How are the RBI prices holding up these days? I ran across a 226VS that looks to be in excellent condition for an asking price of $500 - which seems a bit high to me from what I've seen in recent years.

Cheers,
Brad


----------



## cjfarmer

De Walt is known for making some great tools and some i can only say they make to sell not to use. I have purged my jobsight power tools of De Walt and wont buy any more of them. My shop tools are also De Walt free for some reason. Maybe ive just had it with trying to figure out which of their tools is the cheapies. At least Bosch puts Skil on the homeowner tools and Skilsaw on the pro tools.

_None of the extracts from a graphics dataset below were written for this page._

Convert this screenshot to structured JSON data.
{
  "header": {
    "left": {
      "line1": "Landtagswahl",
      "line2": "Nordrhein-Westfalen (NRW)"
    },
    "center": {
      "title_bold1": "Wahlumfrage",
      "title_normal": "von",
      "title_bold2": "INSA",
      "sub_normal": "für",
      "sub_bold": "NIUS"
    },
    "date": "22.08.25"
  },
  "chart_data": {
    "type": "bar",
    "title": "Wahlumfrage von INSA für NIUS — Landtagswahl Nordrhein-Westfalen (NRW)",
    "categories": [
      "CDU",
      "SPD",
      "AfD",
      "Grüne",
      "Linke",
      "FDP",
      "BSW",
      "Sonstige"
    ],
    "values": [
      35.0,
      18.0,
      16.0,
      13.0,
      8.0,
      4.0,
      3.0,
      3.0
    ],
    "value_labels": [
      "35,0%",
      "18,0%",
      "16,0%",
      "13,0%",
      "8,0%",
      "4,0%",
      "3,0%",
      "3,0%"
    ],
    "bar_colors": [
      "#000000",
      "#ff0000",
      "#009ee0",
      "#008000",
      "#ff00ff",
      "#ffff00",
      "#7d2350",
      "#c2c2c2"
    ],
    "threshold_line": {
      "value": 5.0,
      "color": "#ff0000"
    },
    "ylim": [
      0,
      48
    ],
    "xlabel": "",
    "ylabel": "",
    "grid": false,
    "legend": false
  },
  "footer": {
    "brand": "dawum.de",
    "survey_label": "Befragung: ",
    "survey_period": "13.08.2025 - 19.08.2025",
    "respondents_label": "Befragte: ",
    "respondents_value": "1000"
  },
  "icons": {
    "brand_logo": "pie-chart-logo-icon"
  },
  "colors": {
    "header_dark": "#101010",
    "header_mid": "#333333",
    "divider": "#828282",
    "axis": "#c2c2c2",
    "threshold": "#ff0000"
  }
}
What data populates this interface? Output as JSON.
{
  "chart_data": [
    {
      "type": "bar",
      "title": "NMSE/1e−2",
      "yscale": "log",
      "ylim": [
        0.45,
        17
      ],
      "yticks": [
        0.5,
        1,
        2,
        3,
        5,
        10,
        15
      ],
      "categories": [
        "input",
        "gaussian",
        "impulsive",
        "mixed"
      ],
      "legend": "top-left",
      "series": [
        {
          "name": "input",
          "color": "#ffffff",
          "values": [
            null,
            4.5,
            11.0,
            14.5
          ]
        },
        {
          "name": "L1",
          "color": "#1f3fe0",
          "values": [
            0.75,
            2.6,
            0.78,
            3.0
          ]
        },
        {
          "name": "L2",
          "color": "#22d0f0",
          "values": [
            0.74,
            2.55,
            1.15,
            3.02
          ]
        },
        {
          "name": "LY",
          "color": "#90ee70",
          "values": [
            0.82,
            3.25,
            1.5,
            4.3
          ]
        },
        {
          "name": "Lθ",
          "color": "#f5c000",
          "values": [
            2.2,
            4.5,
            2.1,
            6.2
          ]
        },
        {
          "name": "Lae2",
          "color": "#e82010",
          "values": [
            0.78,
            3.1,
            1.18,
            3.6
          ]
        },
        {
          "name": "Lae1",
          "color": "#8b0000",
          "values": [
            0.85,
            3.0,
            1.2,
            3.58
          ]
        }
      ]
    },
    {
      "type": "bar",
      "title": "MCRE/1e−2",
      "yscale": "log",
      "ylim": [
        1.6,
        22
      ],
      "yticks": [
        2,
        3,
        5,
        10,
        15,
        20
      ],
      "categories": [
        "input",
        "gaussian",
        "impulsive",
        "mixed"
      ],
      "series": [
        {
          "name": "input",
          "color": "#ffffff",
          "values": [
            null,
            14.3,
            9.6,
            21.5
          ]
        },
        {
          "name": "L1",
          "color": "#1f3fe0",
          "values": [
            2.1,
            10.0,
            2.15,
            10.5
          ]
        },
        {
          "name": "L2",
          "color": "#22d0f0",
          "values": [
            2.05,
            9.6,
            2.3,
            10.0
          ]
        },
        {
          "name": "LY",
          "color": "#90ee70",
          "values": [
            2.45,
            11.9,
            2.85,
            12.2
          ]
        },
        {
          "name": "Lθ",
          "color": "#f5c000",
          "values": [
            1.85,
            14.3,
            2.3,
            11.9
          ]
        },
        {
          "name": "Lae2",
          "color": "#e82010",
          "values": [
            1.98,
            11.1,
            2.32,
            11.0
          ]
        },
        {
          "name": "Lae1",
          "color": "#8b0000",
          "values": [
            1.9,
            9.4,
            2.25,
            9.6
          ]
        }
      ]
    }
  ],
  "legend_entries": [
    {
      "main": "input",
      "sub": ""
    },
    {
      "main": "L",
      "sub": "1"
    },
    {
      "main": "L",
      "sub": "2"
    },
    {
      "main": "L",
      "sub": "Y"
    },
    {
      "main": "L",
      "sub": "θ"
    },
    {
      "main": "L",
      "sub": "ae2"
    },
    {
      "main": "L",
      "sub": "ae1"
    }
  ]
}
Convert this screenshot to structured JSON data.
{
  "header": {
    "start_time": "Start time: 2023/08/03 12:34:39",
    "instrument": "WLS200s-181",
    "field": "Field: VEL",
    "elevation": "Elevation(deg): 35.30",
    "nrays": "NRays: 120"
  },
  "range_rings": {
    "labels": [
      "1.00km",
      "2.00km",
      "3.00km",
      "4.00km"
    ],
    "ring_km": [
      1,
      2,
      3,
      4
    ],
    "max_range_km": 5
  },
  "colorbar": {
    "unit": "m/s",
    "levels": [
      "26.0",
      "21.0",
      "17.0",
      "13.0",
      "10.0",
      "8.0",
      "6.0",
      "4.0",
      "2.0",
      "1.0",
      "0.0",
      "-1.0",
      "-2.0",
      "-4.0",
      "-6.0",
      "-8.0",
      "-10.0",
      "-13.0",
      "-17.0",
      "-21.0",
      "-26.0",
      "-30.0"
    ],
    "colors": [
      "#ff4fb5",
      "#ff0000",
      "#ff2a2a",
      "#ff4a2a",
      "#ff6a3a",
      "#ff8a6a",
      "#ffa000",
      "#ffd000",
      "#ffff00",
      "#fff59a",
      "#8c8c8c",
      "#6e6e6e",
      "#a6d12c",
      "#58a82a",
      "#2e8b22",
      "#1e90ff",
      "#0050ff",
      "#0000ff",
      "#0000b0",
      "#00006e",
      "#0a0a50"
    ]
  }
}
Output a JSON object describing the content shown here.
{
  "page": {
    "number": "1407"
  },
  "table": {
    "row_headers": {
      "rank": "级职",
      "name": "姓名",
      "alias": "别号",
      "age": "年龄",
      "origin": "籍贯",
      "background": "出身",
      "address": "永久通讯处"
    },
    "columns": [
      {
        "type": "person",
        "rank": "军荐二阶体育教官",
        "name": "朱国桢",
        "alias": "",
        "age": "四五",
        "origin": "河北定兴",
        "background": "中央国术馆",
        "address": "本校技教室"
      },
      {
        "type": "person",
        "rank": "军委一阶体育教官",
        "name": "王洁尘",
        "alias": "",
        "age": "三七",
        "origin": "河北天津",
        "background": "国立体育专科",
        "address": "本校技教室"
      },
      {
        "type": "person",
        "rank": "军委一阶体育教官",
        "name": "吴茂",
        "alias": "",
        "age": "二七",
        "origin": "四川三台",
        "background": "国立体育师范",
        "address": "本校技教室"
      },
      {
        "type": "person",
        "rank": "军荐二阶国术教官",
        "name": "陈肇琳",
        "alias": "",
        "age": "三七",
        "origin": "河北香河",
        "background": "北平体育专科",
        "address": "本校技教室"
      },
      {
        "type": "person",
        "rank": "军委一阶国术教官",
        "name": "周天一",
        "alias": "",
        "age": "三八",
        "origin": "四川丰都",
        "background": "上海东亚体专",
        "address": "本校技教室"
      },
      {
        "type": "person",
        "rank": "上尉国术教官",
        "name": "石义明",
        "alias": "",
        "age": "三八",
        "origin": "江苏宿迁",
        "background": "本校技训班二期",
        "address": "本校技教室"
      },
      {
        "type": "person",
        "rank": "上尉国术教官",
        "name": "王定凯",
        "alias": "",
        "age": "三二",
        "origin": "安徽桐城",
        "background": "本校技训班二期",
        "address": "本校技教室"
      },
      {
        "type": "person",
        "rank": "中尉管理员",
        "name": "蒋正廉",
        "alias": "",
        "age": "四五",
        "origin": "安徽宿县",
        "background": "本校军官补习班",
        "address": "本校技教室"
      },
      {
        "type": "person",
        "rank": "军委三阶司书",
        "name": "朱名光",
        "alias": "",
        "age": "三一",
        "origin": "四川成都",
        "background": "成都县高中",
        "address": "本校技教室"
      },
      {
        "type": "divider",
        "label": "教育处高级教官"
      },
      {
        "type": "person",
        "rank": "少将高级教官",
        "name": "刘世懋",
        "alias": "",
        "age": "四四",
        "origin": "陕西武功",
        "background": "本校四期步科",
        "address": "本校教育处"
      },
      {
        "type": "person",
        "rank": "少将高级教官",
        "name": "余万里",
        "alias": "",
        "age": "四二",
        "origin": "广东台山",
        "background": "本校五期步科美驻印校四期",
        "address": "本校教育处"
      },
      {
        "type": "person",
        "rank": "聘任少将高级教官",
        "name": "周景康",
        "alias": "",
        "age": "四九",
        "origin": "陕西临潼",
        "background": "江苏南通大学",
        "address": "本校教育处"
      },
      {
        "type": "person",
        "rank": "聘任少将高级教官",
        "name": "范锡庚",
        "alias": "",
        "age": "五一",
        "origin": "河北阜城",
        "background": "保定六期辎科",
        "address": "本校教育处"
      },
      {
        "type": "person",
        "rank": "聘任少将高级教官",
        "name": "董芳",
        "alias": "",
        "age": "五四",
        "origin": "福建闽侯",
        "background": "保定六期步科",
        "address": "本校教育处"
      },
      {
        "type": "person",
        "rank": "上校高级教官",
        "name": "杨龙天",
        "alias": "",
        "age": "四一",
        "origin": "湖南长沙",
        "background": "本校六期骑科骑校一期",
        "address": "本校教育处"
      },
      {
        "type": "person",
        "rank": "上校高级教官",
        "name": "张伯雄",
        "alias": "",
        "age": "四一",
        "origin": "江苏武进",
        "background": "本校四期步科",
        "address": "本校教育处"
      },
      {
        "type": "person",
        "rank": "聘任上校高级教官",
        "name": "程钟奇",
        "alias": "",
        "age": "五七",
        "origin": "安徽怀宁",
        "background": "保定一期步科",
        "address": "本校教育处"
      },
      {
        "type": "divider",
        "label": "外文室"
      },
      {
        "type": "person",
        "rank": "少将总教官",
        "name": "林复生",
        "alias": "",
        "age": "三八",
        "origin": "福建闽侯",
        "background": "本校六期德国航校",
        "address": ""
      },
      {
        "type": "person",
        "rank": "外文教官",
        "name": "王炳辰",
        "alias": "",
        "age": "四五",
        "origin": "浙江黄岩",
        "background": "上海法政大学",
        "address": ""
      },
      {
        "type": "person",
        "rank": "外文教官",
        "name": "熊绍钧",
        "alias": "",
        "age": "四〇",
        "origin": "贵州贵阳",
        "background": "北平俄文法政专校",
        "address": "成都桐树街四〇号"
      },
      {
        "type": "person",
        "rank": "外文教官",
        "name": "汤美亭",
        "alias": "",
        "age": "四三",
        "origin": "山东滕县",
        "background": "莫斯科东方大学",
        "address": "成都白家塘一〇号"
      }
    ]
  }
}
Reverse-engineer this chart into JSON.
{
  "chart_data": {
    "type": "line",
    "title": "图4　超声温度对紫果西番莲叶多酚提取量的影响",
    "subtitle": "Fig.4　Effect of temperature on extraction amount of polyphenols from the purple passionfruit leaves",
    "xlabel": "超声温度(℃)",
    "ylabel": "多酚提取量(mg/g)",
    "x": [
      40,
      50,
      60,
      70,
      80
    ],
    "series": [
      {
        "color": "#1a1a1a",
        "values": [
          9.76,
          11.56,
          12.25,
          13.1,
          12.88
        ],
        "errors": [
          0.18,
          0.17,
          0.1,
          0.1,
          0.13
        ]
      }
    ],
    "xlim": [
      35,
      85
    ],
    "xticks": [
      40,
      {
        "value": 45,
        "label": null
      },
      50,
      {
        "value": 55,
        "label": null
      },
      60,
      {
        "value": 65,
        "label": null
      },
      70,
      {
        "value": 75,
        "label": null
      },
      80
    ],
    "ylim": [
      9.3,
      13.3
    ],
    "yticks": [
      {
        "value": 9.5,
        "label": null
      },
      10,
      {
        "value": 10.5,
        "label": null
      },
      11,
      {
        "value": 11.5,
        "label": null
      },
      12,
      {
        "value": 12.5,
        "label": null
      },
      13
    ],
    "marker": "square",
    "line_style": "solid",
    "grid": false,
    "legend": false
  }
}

Makes it easy to choose the good ones


----------



## company4woodwork

> How are the RBI prices holding up these days? I ran across a 226VS that looks to be in excellent condition for an asking price of $500 - which seems a bit high to me from what I ve seen in recent years.
> 
> Cheers,
> Brad
> 
> - MrUnix


If they have the Fasco motor and speed control RBI told me its worth about $200 if it works right, those motors are ac and the speed control have problems, its more of a matter of when and not if, and right now there is very little fix for them unless you have a electronics repair shop around you, they are working. on getting a motor in production as a replacement but don't know when that will be and it will still cost probably in the area of $300


----------



## MrUnix

> If they have the Fasco motor and speed control RBI told me its worth about $200 if it works right…
> - company4woodwork


I remember hearing about the motor problems, but couldn't remember which one was the issue… thanks. The one I ran across is an Ultra, which I believe has the DC motor.

Cheers,
Brad


----------